Алеша взглянул было на него, открыв свое распухшее от слез, как у малого ребенка, лицо, но тотчас же, ни слова не вымолвив, отвернулся и снова закрылся обеими ладонями.
– А пожалуй что и так, – произнес отец Паисий вдумчиво, – пожалуй, и плачь, Христос тебе эти слезы послал. – «Умилительные слезки твои лишь отдых душевный и к веселию сердца твоего милого послужат», – прибавил он уже про себя, отходя от Алеши и любовно о нем думая.
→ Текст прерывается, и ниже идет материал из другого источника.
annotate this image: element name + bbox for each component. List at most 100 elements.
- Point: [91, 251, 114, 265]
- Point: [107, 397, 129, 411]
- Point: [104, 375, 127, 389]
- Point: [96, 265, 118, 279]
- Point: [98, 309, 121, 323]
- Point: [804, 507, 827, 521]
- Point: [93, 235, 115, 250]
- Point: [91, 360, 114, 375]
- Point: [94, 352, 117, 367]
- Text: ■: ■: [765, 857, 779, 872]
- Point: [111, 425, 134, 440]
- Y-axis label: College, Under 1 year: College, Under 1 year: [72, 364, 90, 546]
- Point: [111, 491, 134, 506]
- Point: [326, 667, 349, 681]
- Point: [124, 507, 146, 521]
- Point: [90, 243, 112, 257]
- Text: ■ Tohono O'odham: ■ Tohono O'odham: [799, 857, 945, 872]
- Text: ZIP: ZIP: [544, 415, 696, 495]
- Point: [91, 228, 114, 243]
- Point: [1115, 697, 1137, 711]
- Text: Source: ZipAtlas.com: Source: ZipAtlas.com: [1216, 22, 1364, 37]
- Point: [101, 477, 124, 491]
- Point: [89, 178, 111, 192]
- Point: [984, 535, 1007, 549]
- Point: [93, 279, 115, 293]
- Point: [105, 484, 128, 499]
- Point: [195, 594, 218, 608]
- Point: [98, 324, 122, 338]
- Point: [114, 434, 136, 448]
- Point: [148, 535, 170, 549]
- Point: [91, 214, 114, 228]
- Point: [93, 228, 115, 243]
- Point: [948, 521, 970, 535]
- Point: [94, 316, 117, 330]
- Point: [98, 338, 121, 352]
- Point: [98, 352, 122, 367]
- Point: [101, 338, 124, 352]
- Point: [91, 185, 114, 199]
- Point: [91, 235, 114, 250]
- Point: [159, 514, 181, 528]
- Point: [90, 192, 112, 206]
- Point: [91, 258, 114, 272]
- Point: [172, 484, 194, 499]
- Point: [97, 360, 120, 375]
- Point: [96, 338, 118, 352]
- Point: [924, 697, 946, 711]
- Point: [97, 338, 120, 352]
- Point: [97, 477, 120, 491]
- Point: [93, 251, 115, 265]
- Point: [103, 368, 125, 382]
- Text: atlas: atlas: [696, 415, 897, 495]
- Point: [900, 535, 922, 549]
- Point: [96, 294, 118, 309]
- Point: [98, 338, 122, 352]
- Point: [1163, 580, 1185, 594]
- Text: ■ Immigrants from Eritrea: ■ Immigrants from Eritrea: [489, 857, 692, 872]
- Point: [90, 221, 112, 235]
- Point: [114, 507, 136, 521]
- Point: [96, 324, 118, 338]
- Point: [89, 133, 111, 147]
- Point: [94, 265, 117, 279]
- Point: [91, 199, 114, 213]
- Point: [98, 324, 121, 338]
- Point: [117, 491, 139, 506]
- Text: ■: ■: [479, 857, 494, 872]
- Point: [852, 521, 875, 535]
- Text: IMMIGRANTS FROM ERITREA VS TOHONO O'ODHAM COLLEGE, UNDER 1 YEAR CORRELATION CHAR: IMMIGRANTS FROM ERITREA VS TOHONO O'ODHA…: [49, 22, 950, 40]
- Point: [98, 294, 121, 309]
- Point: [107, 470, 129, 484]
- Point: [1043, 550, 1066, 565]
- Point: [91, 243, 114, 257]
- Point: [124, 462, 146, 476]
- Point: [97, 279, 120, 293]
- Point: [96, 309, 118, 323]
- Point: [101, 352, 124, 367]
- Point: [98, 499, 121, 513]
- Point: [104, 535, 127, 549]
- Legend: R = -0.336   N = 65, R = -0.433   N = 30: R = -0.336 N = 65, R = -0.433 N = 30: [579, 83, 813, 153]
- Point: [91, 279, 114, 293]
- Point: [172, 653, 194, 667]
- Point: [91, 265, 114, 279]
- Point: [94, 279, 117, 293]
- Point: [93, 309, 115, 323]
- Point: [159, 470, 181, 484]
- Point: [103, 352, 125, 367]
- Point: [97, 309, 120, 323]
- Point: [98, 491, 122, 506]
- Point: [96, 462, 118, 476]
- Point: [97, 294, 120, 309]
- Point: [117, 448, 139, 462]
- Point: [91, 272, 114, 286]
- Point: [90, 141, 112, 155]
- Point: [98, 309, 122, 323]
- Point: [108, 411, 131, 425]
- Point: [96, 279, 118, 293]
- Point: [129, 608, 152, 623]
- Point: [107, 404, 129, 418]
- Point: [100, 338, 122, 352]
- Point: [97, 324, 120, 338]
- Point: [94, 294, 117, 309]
Отошел он, впрочем, поскорее, ибо почувствовал, что и сам, пожалуй, глядя на него, заплачет. Время между тем шло, монастырские службы и панихиды по усопшем продолжались в порядке. Отец Паисий снова заменил отца Иосифа у гроба и снова принял от него чтение Евангелия. Но еще не минуло и трех часов пополудни, как совершилось нечто, о чем упомянул я еще в конце прошлой книги, нечто, до того никем у нас не ожиданное и до того вразрез всеобщему упованию, что, повторяю, подробная и суетная повесть о сем происшествии даже до сих пор с чрезвычайною живостию вспоминается в нашем городе и по всей нашей окрестности. Тут прибавлю еще раз от себя лично: мне почти противно вспоминать об этом суетном и соблазнительном событии, в сущности же самом пустом и естественном, и я, конечно, выпустил бы его в рассказе моем вовсе без упоминовения, если бы не повлияло оно сильнейшим и известным образом на душу и сердце главного, хотя и будущего героя рассказа моего, Алеши, составив в душе его как бы перелом и переворот, потрясший, но и укрепивший его разум уже окончательно, на всю жизнь и к известной цели.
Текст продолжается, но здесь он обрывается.